The Turán number for a graph H, denoted by \(\text {ex}(n,H)\), is the maximum number of edges in any simple graph with n vertices which doesn’t contain H as a subgraph. In this paper we find the lower and upper bounds for \(\text { ex}(n,W_{2t+1})\). We show that if \(n\ge 4t\), then \(\text { ex}(n,W_{2t+1})\ge \left\lfloor \lfloor \frac{2n+t}{4}\rfloor (n+\frac{t-1}{2}-\lfloor \frac{2n+t}{4}\rfloor )\right\rfloor +1.\) We also show that for sufficiently large n and \(t\ge 5\), \(\text { ex}(n,W_{2t+1})\le \frac{ n^2 }{4}+{t-1\over 2}n\). Moreover we find the exact value of the Turán number for \(W_9\). That is, we show that for sufficiently large n, \(\text { ex}(n,W_9)= \lfloor \frac{n^2}{4}\rfloor +\lceil \frac{3}{4}n\rceil +1\).
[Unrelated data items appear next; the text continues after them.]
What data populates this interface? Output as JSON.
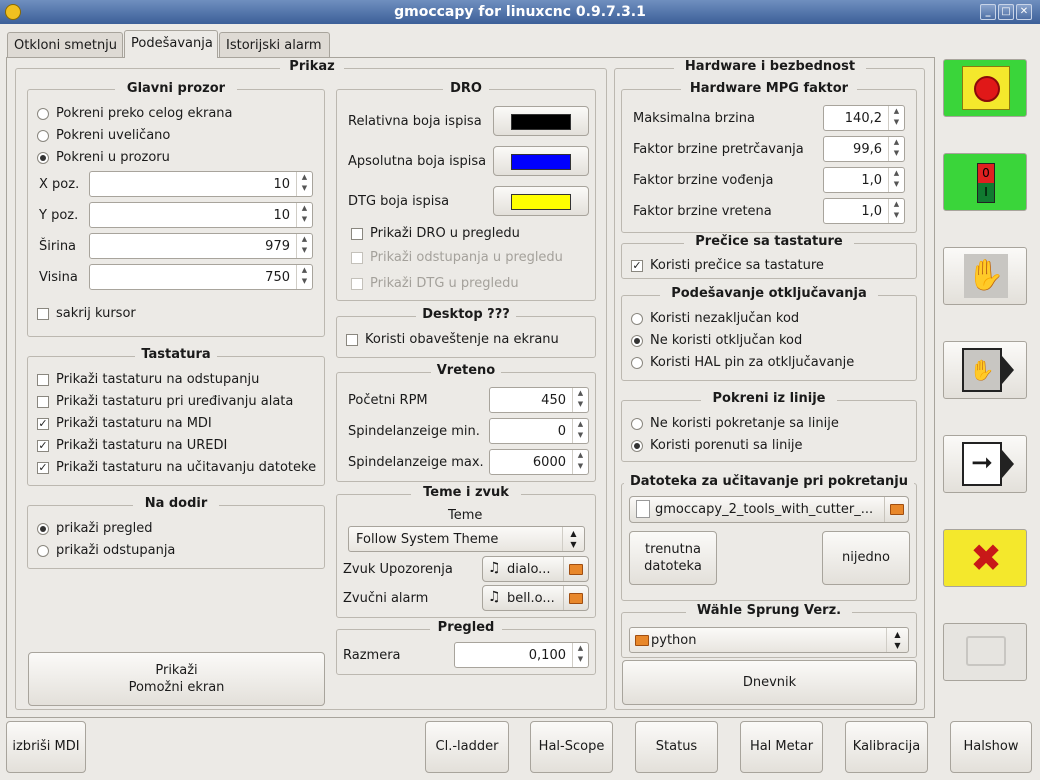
{
  "window": {
    "title": "gmoccapy for linuxcnc 0.9.7.3.1"
  },
  "tabs": [
    "Otkloni smetnju",
    "Podešavanja",
    "Istorijski alarm"
  ],
  "prikaz": {
    "title": "Prikaz",
    "glavni": {
      "title": "Glavni prozor",
      "options": [
        "Pokreni preko celog ekrana",
        "Pokreni uveličano",
        "Pokreni u prozoru"
      ],
      "selected": 2,
      "fields": [
        {
          "label": "X poz.",
          "value": "10"
        },
        {
          "label": "Y poz.",
          "value": "10"
        },
        {
          "label": "Širina",
          "value": "979"
        },
        {
          "label": "Visina",
          "value": "750"
        }
      ],
      "hide_cursor": "sakrij kursor"
    },
    "tastatura": {
      "title": "Tastatura",
      "items": [
        {
          "label": "Prikaži tastaturu na odstupanju",
          "checked": false
        },
        {
          "label": "Prikaži tastaturu pri uređivanju alata",
          "checked": false
        },
        {
          "label": "Prikaži tastaturu na MDI",
          "checked": true
        },
        {
          "label": "Prikaži tastaturu na UREDI",
          "checked": true
        },
        {
          "label": "Prikaži tastaturu na učitavanju datoteke",
          "checked": true
        }
      ]
    },
    "na_dodir": {
      "title": "Na dodir",
      "options": [
        "prikaži pregled",
        "prikaži odstupanja"
      ],
      "selected": 0
    },
    "aux_button": {
      "line1": "Prikaži",
      "line2": "Pomožni ekran"
    },
    "dro": {
      "title": "DRO",
      "colors": [
        {
          "label": "Relativna boja ispisa",
          "color": "#000000"
        },
        {
          "label": "Apsolutna boja ispisa",
          "color": "#0000ff"
        },
        {
          "label": "DTG boja ispisa",
          "color": "#ffff00"
        }
      ],
      "checks": [
        {
          "label": "Prikaži DRO u pregledu",
          "checked": false,
          "disabled": false
        },
        {
          "label": "Prikaži odstupanja u pregledu",
          "checked": false,
          "disabled": true
        },
        {
          "label": "Prikaži DTG u pregledu",
          "checked": false,
          "disabled": true
        }
      ]
    },
    "desktop": {
      "title": "Desktop ???",
      "notify": "Koristi obaveštenje na ekranu"
    },
    "vreteno": {
      "title": "Vreteno",
      "fields": [
        {
          "label": "Početni RPM",
          "value": "450"
        },
        {
          "label": "Spindelanzeige min.",
          "value": "0"
        },
        {
          "label": "Spindelanzeige max.",
          "value": "6000"
        }
      ]
    },
    "teme": {
      "title": "Teme i zvuk",
      "theme_label": "Teme",
      "theme_value": "Follow System Theme",
      "alarm_label": "Zvuk Upozorenja",
      "alarm_file": "dialo...",
      "bell_label": "Zvučni alarm",
      "bell_file": "bell.o..."
    },
    "pregled": {
      "title": "Pregled",
      "label": "Razmera",
      "value": "0,100"
    }
  },
  "hardware": {
    "title": "Hardware i bezbednost",
    "mpg": {
      "title": "Hardware MPG faktor",
      "fields": [
        {
          "label": "Maksimalna brzina",
          "value": "140,2"
        },
        {
          "label": "Faktor brzine pretrčavanja",
          "value": "99,6"
        },
        {
          "label": "Faktor brzine vođenja",
          "value": "1,0"
        },
        {
          "label": "Faktor brzine vretena",
          "value": "1,0"
        }
      ]
    },
    "precice": {
      "title": "Prečice sa tastature",
      "label": "Koristi prečice sa tastature",
      "checked": true
    },
    "otkljucavanje": {
      "title": "Podešavanje otključavanja",
      "options": [
        "Koristi nezaključan kod",
        "Ne koristi otključan kod",
        "Koristi HAL pin za otključavanje"
      ],
      "selected": 1
    },
    "linija": {
      "title": "Pokreni iz linije",
      "options": [
        "Ne koristi pokretanje sa linije",
        "Koristi porenuti sa linije"
      ],
      "selected": 1
    },
    "datoteka": {
      "title": "Datoteka za učitavanje pri pokretanju",
      "file": "gmoccapy_2_tools_with_cutter_...",
      "current_line1": "trenutna",
      "current_line2": "datoteka",
      "none": "nijedno"
    },
    "sprung": {
      "title": "Wähle Sprung Verz.",
      "value": "python"
    },
    "log_button": "Dnevnik"
  },
  "side_buttons": [
    {
      "name": "estop-button",
      "icon": "emergency-stop-icon",
      "bg": "#3ad53a"
    },
    {
      "name": "machine-power-button",
      "icon": "power-toggle-icon",
      "bg": "#3ad53a"
    },
    {
      "name": "manual-mode-button",
      "icon": "hand-icon",
      "bg": ""
    },
    {
      "name": "mdi-mode-button",
      "icon": "hand-arrow-icon",
      "bg": ""
    },
    {
      "name": "auto-mode-button",
      "icon": "arrow-right-icon",
      "bg": ""
    },
    {
      "name": "settings-button",
      "icon": "tools-icon",
      "bg": "#f4e82c"
    },
    {
      "name": "user-tabs-button",
      "icon": "user-tabs-icon",
      "bg": ""
    }
  ],
  "bottom": {
    "clear_mdi": "izbriši MDI",
    "buttons": [
      "Cl.-ladder",
      "Hal-Scope",
      "Status",
      "Hal Metar",
      "Kalibracija"
    ],
    "halshow": "Halshow"
  }
}
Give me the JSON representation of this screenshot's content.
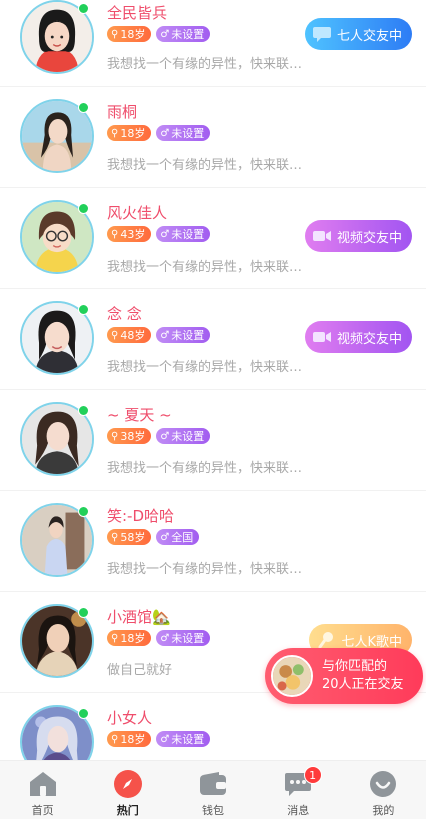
{
  "feed": [
    {
      "name": "全民皆兵",
      "age": "18岁",
      "gender": "未设置",
      "bio": "我想找一个有缘的异性，快来联…",
      "action": "七人交友中",
      "action_style": "blue",
      "action_icon": "chat-bubble-icon"
    },
    {
      "name": "雨桐",
      "age": "18岁",
      "gender": "未设置",
      "bio": "我想找一个有缘的异性，快来联…",
      "action": null
    },
    {
      "name": "风火佳人",
      "age": "43岁",
      "gender": "未设置",
      "bio": "我想找一个有缘的异性，快来联…",
      "action": "视频交友中",
      "action_style": "purple",
      "action_icon": "video-camera-icon"
    },
    {
      "name": "念 念",
      "age": "48岁",
      "gender": "未设置",
      "bio": "我想找一个有缘的异性，快来联…",
      "action": "视频交友中",
      "action_style": "purple",
      "action_icon": "video-camera-icon"
    },
    {
      "name": "~ 夏天 ~",
      "age": "38岁",
      "gender": "未设置",
      "bio": "我想找一个有缘的异性，快来联…",
      "action": null
    },
    {
      "name": "笑:-D哈哈",
      "age": "58岁",
      "gender": "全国",
      "bio": "我想找一个有缘的异性，快来联…",
      "action": null
    },
    {
      "name": "小酒馆🏡",
      "age": "18岁",
      "gender": "未设置",
      "bio": "做自己就好",
      "action": "七人K歌中",
      "action_style": "orange",
      "action_icon": "microphone-icon"
    },
    {
      "name": "小女人",
      "age": "18岁",
      "gender": "未设置",
      "bio": "",
      "action": null
    }
  ],
  "match_banner": {
    "line1": "与你匹配的",
    "line2": "20人正在交友"
  },
  "tabbar": {
    "tabs": [
      {
        "label": "首页",
        "icon": "home-icon"
      },
      {
        "label": "热门",
        "icon": "hot-compass-icon",
        "active": true
      },
      {
        "label": "钱包",
        "icon": "wallet-icon"
      },
      {
        "label": "消息",
        "icon": "message-icon",
        "badge": "1"
      },
      {
        "label": "我的",
        "icon": "profile-icon"
      }
    ]
  },
  "colors": {
    "name": "#ef4d6b",
    "online": "#22d05a",
    "accent": "#ff3b5a"
  }
}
用\（\ text {ex}（n，H）\）表示的图H的Turán数是具有n个顶点且不包含H作为子图的任何简单图的最大边数。在本文中，我们找到\（\ text {ex}（n，W_ {2t + 1}）\）的上下限。我们证明如果\（n \ ge 4t \），则\（\ text {ex}（n，W_ {2t + 1}）\ ge \ left \ lfloor \ lfloor \ frac {2n + t} {4} \ rfloor（n + \ frac {t-1} {2}-\ lfloor \ frac {2n + t} {4} \ rfloor）\ right \ rfloor +1。\）我们也证明了对于足够大的n和\（t \ ge 5 \），\（\ text {ex}（n，W_ {2t + 1}）\ le \ frac {n ^ 2} {4} + {t-1 \ over 2} n \）。此外，我们找到\（W_9 \）的图兰数的确切值。也就是说，我们表明对于足够大的n，\（\ text {ex}（n，W_9）= \ lfloor \ frac {n ^ 2} {4} \ rfloor + \ lceil \ frac {3} {4} n \ rceil +1 \）。